The guidance explains that a chipset earns “stopped” status because, “after a comprehensive investigation of the microarchitectures and microcode capabilities for these products, Intel has determined to not release microcode updates for these products for one or more reasons.”
Those reasons are given as:
Micro-architectural characteristics that preclude a practical implementation of features mitigating [Spectre] Variant 2 (CVE-2017-5715)
Limited Commercially Available System Software support
Based on customer inputs, most of these products are implemented as “closed systems” and therefore are expected to have a lower likelihood of exposure to these vulnerabilities.
Thus, if a chip family falls under one of those categories – such as Intel can’t easily fix Spectre v2 in the design, or customers don’t think the hardware will be exploited – it gets a “stopped” sticker.
“Stopped” CPUs that won’t therefore get a fix are in the Bloomfield, Bloomfield Xeon, Clarksfield, Gulftown, Harpertown Xeon C0 and E0, Jasper Forest, Penryn/QC, SoFIA 3GR, Wolfdale, Wolfdale Xeon, Yorkfield, and Yorkfield Xeon families. The new list includes various Xeons, Core CPUs, Pentiums, Celerons, and Atoms – just about everything Intel makes.

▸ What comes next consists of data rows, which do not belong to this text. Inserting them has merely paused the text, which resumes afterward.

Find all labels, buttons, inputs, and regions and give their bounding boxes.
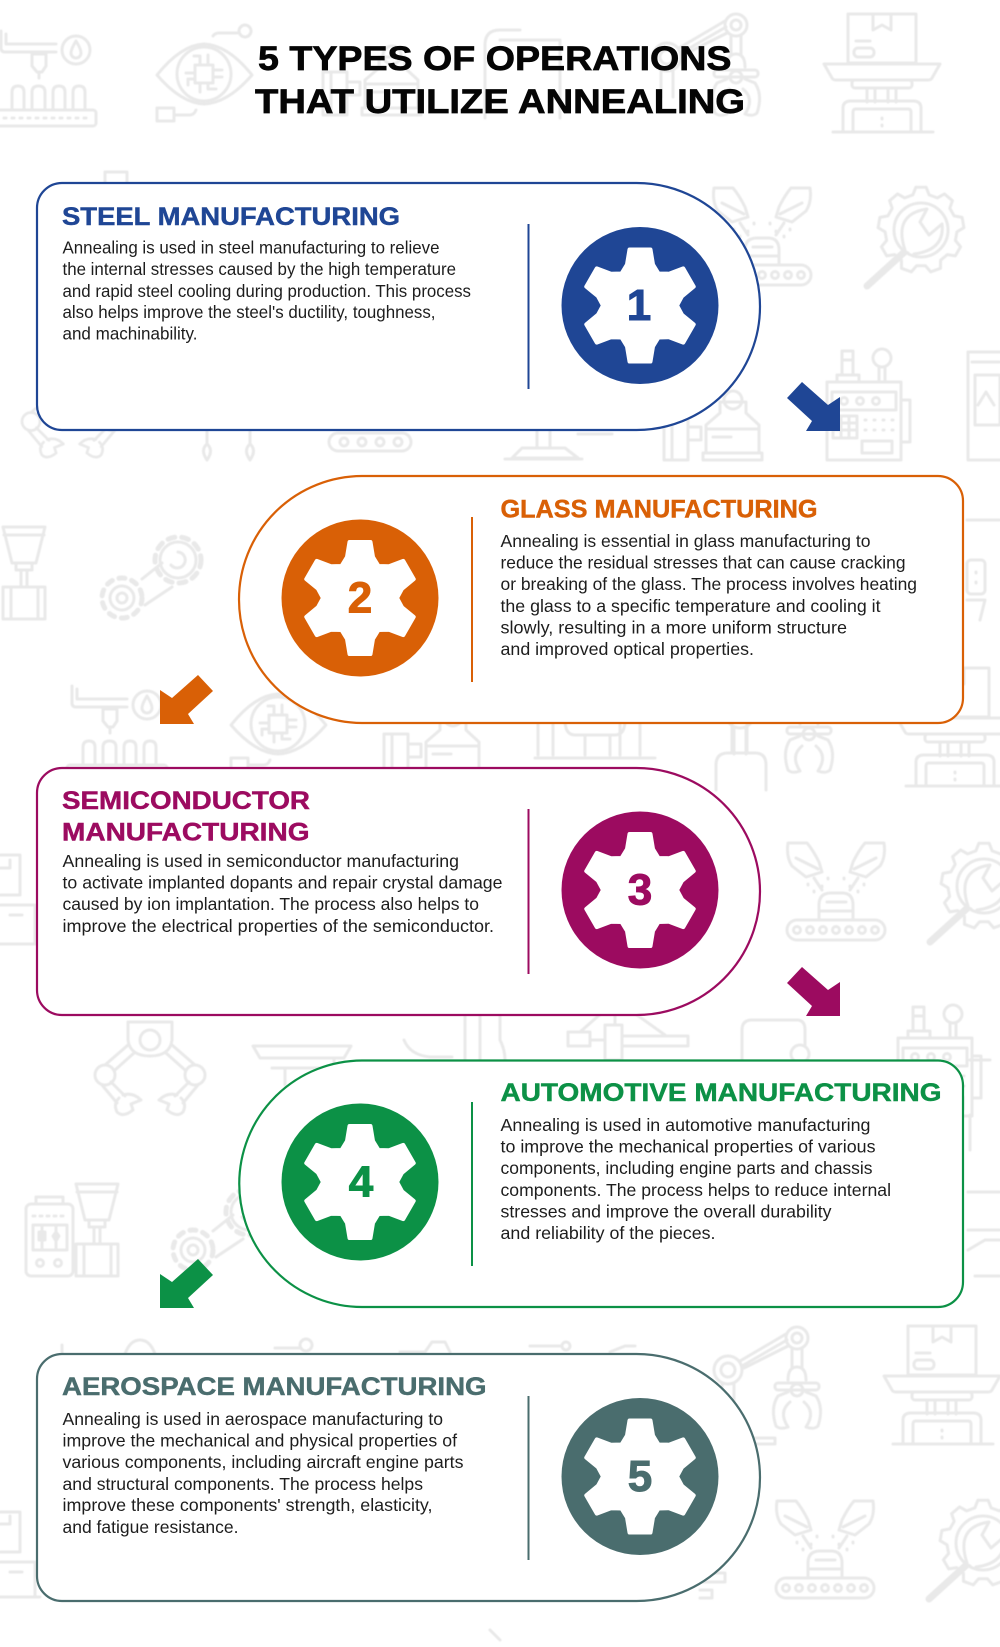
title	[255, 40, 745, 121]
panel 5 body text: improve these components' strength, elasticity,	[62, 1495, 432, 1515]
icon: gear number 3	[562, 812, 718, 968]
arrow: glass to semiconductor	[160, 675, 213, 724]
panel 3 body text: caused by ion implantation. The process also helps to	[62, 894, 479, 914]
icon: gear number 4	[282, 1104, 438, 1260]
title: 5 TYPES OF OPERATIONS	[258, 40, 732, 78]
arrow: semiconductor to automotive	[787, 967, 840, 1016]
panel 5 divider	[528, 1396, 530, 1560]
panel 3 heading: MANUFACTURING	[62, 820, 310, 846]
panel 4 divider	[471, 1102, 473, 1266]
panel 2 outline	[239, 476, 963, 723]
panel 5 body text	[62, 1409, 464, 1537]
panel 2 body text: Annealing is essential in glass manufacturing to	[500, 531, 870, 551]
panel 5 body text: and fatigue resistance.	[62, 1517, 238, 1537]
panel 4 body text: and reliability of the pieces.	[500, 1223, 716, 1243]
panel: aerospace manufacturing	[37, 1354, 760, 1601]
icon: gear number 5: 5	[628, 1452, 652, 1501]
icon: gear number 4: 4	[349, 1158, 374, 1206]
panel 1 outline	[37, 183, 760, 430]
panel 1 body text: also helps improve the steel's ductility, toughness,	[62, 302, 436, 322]
arrow: automotive to aerospace	[160, 1259, 213, 1308]
panel 2 body text: slowly, resulting in a more uniform structure	[500, 618, 847, 638]
panel 4 heading: AUTOMOTIVE MANUFACTURING	[500, 1080, 942, 1107]
panel 4 body text: components, including engine parts and chassis	[500, 1158, 873, 1178]
panel 4 body text: to improve the mechanical properties of various	[500, 1137, 876, 1157]
panel 3 body text	[62, 851, 503, 936]
panel: steel manufacturing	[37, 183, 760, 430]
panel 3 heading	[62, 788, 310, 846]
panel 1 divider	[528, 224, 530, 389]
panel: semiconductor manufacturing	[37, 768, 760, 1015]
panel 5 body text: and structural components. The process helps	[62, 1474, 423, 1494]
panel 4 body text: components. The process helps to reduce internal	[500, 1180, 891, 1200]
panel 2 body text: reduce the residual stresses that can cause cracking	[500, 553, 906, 573]
panel 3 body text: to activate implanted dopants and repair crystal damage	[62, 873, 503, 893]
panel 2 body text: or breaking of the glass. The process involves heating	[500, 574, 917, 594]
panel 3 divider	[528, 809, 530, 974]
panel 3 body text: Annealing is used in semiconductor manufacturing	[62, 851, 459, 871]
panel 4 body text: Annealing is used in automotive manufacturing	[500, 1115, 870, 1135]
arrow: steel to glass	[787, 382, 840, 431]
panel: glass manufacturing	[239, 476, 963, 723]
panel 1 body text: and rapid steel cooling during production. This process	[62, 281, 471, 301]
panel 1 body text: the internal stresses caused by the high temperature	[62, 259, 456, 279]
panel 2 body text	[500, 531, 917, 659]
panel 1 body text: Annealing is used in steel manufacturing to relieve	[62, 238, 440, 258]
panel 4 outline	[239, 1060, 963, 1307]
panel 5 body text: improve the mechanical and physical properties of	[62, 1431, 457, 1451]
icon: gear number 1: 1	[627, 281, 651, 330]
panel 5 heading: AEROSPACE MANUFACTURING	[62, 1374, 486, 1401]
panel 2 body text: the glass to a specific temperature and cooling it	[500, 596, 881, 616]
panel 2 divider	[471, 517, 473, 682]
panel 1 body text	[62, 238, 471, 344]
panel 4 body text	[500, 1115, 891, 1243]
panel 5 body text: various components, including aircraft engine parts	[62, 1452, 464, 1472]
icon: gear number 2: 2	[348, 574, 372, 622]
panel: automotive manufacturing	[239, 1060, 963, 1307]
panel 1 body text: and machinability.	[62, 324, 198, 344]
panel 3 body text: improve the electrical properties of the semiconductor.	[62, 916, 494, 936]
panel 3 heading: SEMICONDUCTOR	[62, 788, 310, 815]
icon: gear number 5	[562, 1398, 718, 1555]
panel 4 body text: stresses and improve the overall durability	[500, 1202, 832, 1222]
panel 5 body text: Annealing is used in aerospace manufacturing to	[62, 1409, 443, 1429]
panel 5 outline	[37, 1354, 760, 1601]
icon: gear number 2	[282, 520, 438, 676]
panel 2 body text: and improved optical properties.	[500, 639, 754, 659]
title: THAT UTILIZE ANNEALING	[255, 83, 745, 121]
panel 1 heading: STEEL MANUFACTURING	[62, 204, 400, 231]
icon: gear number 1	[562, 227, 718, 384]
icon: gear number 3: 3	[628, 866, 652, 914]
panel 2 heading: GLASS MANUFACTURING	[500, 496, 818, 524]
panel 3 outline	[37, 768, 760, 1015]
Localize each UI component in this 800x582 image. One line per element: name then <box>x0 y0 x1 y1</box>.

Most the CPUs listed above are oldies that went on sale between 2007 and 2011, so it is likely few remain in normal use.
Tomi Engdahl says:
Intel Will Not Patch Spectre in Some CPUs
https://www.securityweek.com/intel-will-not-patch-spectre-some-cpus
Intel has informed customers that some of the processors affected by the Meltdown and Spectre vulnerabilities will not receive microcode updates due to issues related to implementation and other factors.
Two weeks after announcing that microcode updates have been made available for all recent processors vulnerable to speculative execution side-channel attacks, Intel updated its microcode revision guidance to say that some chips will not receive patches.
The list includes Core, Xeon, Celeron, Pentium, and Atom processors with Bloomfield (Xeon), Clarksfield, Gulftown, Harpertown Xeon, Jasper Forest, Penryn/QC, SoFIA 3GR, Wolfdale (Xeon) and Yorkfield (Xeon) microarchitectures. These products have been assigned a “stopped” status, which indicates they will not receive updates due to one or more reasons.
Intel says it has conducted a comprehensive investigation of the microarchitecture and microcode capabilities of these CPUs and determined that some of their characteristics prevent a practical implementation of mitigations for Spectre Variant 2 (CVE-2017-5715).
Other possible reasons for not releasing fixes include limited commercially available system software support and low risk of attacks.